I seem to have spent the last few days being in a grump and off-loading my crabbitness onto other people's blogs - SORRY!!! Good luck with your writing and long may it bring you pleasure, as well as your readers.
I can identify with this so much Jo! I'm a journalist too, and long for the day I can say bye-bye to reality and welcome fiction full time! I think what journalism gives us too is discipline. I never have a problem with getting motivated and if I say I set myself a target of writing 5,000 words of my novel, then I will do it.
I can identify with those feelings of guilt, Jo, and part of my desire to get published is that i feel that deal with vindicate the hours i spend in front of the computer.
Good luck with it all.
Good for you, Jo. Plus, a few minutes every day - to build up the routine - will make a difference.
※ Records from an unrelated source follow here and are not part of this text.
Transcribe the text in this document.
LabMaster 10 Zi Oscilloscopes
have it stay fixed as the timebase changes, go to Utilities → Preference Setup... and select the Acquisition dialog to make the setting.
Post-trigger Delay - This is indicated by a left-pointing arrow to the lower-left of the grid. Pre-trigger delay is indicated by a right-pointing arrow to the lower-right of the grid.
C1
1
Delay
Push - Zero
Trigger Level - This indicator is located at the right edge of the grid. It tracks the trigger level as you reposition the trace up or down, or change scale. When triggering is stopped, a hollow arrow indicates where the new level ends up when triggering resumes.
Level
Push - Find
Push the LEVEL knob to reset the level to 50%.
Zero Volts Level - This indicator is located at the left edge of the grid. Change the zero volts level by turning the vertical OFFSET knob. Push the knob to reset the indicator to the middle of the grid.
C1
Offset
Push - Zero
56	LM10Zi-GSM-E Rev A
Perhaps when you're commuting, with your trusty notebook in hand (the novelist's one no the journo's one). I'm in a parallel universe to you, trying to get two novels published while looking for part-time paid writing gigs!
Good luck with taking the next step, Jo. Hope you find the balance in your work that suits you.
I competely identify with this, as one who's making the jump from journalism to fiction. I found I had to give up journalism for a few months and treat the novel-writing as if I'd had a commission from someone - literally settingmyself deadlines to produce 1,000 words a day. It worked!
Thanks for all the encouragment. It does seem that those who manage to find a balance are the ones who actually set themselves a task - like Gillian's 5000 words, Derek's a few minutes a day or Keren's 'deadlines'. I think that's definitely the way to go. But interesting on Nicola's comment about fiction becoming work. I guess it's a matter of giving oneself 'permission' to actually indulge in the writing just for the sheer joy of it, and perhaps sometimes that has to become a conscious effort. It's certainly one that I'm going to try to make.
Jo Carlowe
Hi Jo
Just to say good luck with your course!
I hope you enjoy it and get out of it as much as I am with my current Open Uni one.
Take care
x
Good luck with it! Just because you're enjoying it doesn't mean it's any less important.
Although the freelance writing I do to support my fiction still feels much more enjoyable that the 'real' job I used to do (in mortgages!)
Jen
I think we can all identify with the work ethic here: fiction is so wonderful to write, how can it possibly be work? To give it the time it needs to bubble up and be feels soooo indulgent, especially when there is no certainty of getting any financial reward for it. That's what's been keeping me from my longer WIP - how can I give that time when writing short fiction has a greater chance of being published? New year's resolution (holding good so far) is to give the WIP time each week as well as the short commercial fiction and my 2 day jobs.It's about maintaining a balance: I may fall off the log any time!!